Every party now and again feels the need to trump the wishes of their local riding association and appoint a candidate to run in a general election. But, with the British Columbia general election just a few months away, the Liberal Party of British Columbia (which should definitely not be confused with the Liberal Party of Canada) seems to be making it more of a normal practice of trumping its local riding association.
In fact, in the riding of Boundary-Simalkameen, the party not only trumped the local riding association but it trumped one of its own sitting MLAs, refusing to let John Slater run for re-election.
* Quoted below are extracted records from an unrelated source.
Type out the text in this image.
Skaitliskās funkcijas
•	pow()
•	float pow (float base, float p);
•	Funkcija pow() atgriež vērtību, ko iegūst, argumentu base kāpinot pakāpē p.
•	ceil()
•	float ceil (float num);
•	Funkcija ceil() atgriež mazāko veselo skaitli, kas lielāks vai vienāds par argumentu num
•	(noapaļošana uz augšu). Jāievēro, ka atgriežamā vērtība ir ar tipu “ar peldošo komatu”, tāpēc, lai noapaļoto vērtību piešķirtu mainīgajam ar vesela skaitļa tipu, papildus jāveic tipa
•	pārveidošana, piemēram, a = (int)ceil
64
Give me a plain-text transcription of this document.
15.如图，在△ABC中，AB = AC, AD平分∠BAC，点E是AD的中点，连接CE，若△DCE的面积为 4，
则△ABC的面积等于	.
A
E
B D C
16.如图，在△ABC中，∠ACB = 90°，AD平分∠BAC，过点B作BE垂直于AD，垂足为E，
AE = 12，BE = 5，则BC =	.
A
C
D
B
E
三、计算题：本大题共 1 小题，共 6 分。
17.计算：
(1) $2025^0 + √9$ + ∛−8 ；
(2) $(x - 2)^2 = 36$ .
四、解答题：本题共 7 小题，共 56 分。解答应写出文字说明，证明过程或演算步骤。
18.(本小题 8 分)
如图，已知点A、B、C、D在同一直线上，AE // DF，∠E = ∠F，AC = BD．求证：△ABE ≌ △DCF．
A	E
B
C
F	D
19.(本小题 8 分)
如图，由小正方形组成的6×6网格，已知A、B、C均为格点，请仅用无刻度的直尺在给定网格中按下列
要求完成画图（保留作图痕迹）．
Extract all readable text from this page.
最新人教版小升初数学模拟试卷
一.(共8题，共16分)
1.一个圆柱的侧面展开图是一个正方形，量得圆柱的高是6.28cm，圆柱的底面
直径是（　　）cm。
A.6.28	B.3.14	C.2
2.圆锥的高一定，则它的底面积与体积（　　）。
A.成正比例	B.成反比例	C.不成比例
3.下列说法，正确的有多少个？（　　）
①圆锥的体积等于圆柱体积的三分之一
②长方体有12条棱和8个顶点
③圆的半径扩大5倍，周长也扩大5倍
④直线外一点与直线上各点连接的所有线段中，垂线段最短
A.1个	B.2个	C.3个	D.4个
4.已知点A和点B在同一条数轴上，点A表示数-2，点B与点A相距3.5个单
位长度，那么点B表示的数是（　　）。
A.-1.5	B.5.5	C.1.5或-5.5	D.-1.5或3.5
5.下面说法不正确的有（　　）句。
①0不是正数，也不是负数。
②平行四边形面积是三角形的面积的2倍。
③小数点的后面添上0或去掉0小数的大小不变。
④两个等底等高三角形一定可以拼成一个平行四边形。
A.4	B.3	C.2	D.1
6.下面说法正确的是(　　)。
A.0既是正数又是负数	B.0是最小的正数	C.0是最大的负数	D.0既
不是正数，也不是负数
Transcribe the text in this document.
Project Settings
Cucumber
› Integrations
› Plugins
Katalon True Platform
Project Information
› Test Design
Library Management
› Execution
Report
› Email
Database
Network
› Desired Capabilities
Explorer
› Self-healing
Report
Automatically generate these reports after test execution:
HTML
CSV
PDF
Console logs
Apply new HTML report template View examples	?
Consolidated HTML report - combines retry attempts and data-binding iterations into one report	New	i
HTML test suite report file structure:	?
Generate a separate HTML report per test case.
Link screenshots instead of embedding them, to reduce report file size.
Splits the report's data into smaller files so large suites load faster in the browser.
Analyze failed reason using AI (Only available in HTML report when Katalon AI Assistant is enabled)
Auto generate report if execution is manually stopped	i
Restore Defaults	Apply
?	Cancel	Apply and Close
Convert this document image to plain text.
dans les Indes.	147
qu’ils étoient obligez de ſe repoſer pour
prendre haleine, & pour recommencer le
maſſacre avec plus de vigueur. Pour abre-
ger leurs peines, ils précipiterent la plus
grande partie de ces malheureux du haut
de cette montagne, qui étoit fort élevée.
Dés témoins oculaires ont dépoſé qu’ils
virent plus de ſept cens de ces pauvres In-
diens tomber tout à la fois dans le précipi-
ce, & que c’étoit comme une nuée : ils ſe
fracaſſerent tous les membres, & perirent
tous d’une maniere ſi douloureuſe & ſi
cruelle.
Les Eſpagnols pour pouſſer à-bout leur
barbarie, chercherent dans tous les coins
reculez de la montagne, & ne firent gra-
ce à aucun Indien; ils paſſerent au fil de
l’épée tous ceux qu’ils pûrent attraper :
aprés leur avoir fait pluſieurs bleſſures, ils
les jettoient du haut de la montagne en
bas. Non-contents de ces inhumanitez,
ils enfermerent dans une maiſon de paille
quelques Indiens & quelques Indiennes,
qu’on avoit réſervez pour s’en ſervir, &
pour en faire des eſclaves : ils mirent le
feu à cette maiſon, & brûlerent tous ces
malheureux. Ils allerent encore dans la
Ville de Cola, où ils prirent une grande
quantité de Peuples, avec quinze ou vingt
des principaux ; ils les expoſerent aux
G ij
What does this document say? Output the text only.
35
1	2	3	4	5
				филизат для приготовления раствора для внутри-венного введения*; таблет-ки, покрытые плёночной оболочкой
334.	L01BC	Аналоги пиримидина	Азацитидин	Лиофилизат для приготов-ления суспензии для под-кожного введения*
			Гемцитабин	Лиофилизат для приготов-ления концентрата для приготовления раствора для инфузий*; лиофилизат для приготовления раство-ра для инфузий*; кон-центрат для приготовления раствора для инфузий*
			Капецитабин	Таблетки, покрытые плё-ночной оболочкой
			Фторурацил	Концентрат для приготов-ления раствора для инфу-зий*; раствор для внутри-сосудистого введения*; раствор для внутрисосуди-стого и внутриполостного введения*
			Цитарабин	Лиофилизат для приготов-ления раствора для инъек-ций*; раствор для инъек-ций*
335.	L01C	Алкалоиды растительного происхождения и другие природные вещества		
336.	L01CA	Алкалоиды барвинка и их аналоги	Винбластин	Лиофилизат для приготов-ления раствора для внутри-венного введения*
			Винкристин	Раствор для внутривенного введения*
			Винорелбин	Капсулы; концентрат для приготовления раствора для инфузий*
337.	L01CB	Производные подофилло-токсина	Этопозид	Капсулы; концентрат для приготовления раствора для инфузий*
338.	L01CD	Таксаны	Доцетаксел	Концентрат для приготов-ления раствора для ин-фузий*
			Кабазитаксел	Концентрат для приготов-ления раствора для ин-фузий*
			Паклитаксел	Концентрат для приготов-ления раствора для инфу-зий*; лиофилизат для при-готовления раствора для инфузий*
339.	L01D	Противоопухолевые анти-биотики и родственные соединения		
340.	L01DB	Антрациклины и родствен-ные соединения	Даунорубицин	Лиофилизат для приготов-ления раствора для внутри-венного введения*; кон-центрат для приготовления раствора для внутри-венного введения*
In a press release, the BC Liberals mumbled something about “personal issues”, then someone suggested to a reporter that it’s because Slater drinks too much (to which Slater, on The Bill Good Show, responded: “Since when did the BC Liberals ever turf an MLA for having one beer too many?”), and the next thing you know there’s a brand new shiny Liberal candidate in Boundary-Simalkameen. Her name is Linda Larson and she’s a long-time municipal councillor in Oliver. And she’ll get to run against Slater who vows he’ll stand for re-election as an independent. Slater, by the way, blames Rich Coleman, one of the heavyweights in Premier Christy Clark’s cabinet, and Mike McDonald, the party’s campaign director, for, as he said on Good’s show, “knifing him in the back.”
Meanwhile, in Richmond Centre last week, the party announced that Teresa Wat will be the candidate. Wat’s resumé sounds impressive — former journalist and now CEO of Mainstream Broadcasting Corp. and once named by the local paper as one of the most influential women in the province – and so, (as is often the case) that impressive resumé means you can skip right past a nomination run-off. So the party just appointed here. Today, though, the Vancouver Sun reports Gary Law thought he’d have a chance to run for that BC Liberal nomination and he learned 20 minutes before Wat’s appointment was announced that he was out of luck in Richmond Centre. He was serious enough — and apparently led to believe by some in the party that he ought to be serious — that he took leave of his duties as an RCMP officer to get ready for the election. Now, it looks like the BC Liberals could face another independent who, like Slater, is animated by shoddy treatment received by the BC Libs.
Gary Law is disappointed and “extremely frustrated” at how he’s been treated by the BC Liberal Party and is planning to cancel his membership to the organization. However, he’s not planning to bow out of the upcoming provincial election. [Read the rest here]
You’ll also find some disgruntled B.C. Liberals in Abbotsford South after the party, last October, overrode the wishes of the local riding association:
The head and entire board of directors of the B.C. Liberal riding association for Abbotsford South have resigned in protest of an “unfair and not democratic” appointment of prominent criminologist Darryl Plecas to be the party’s candidate in next spring’s provincial election.
Now, to be fair to the party, they’ve got some high-profile nomination fights on their hands where potential star candidates are going to have to duke it out — see upcoming nomination battles in Vancouver-False Creek and Vancouver-Quilchena and recently concluded nomination fights in Shuswap and Penticton. Still, with John Cummins’ B.C. Conservative Party still active and still threatening to fracture the anti-NDP “free enterprise coalition”, why wouldn’t B.C. Liberal head office do a little more to avoid annoying the locals who will be running their ground game in May?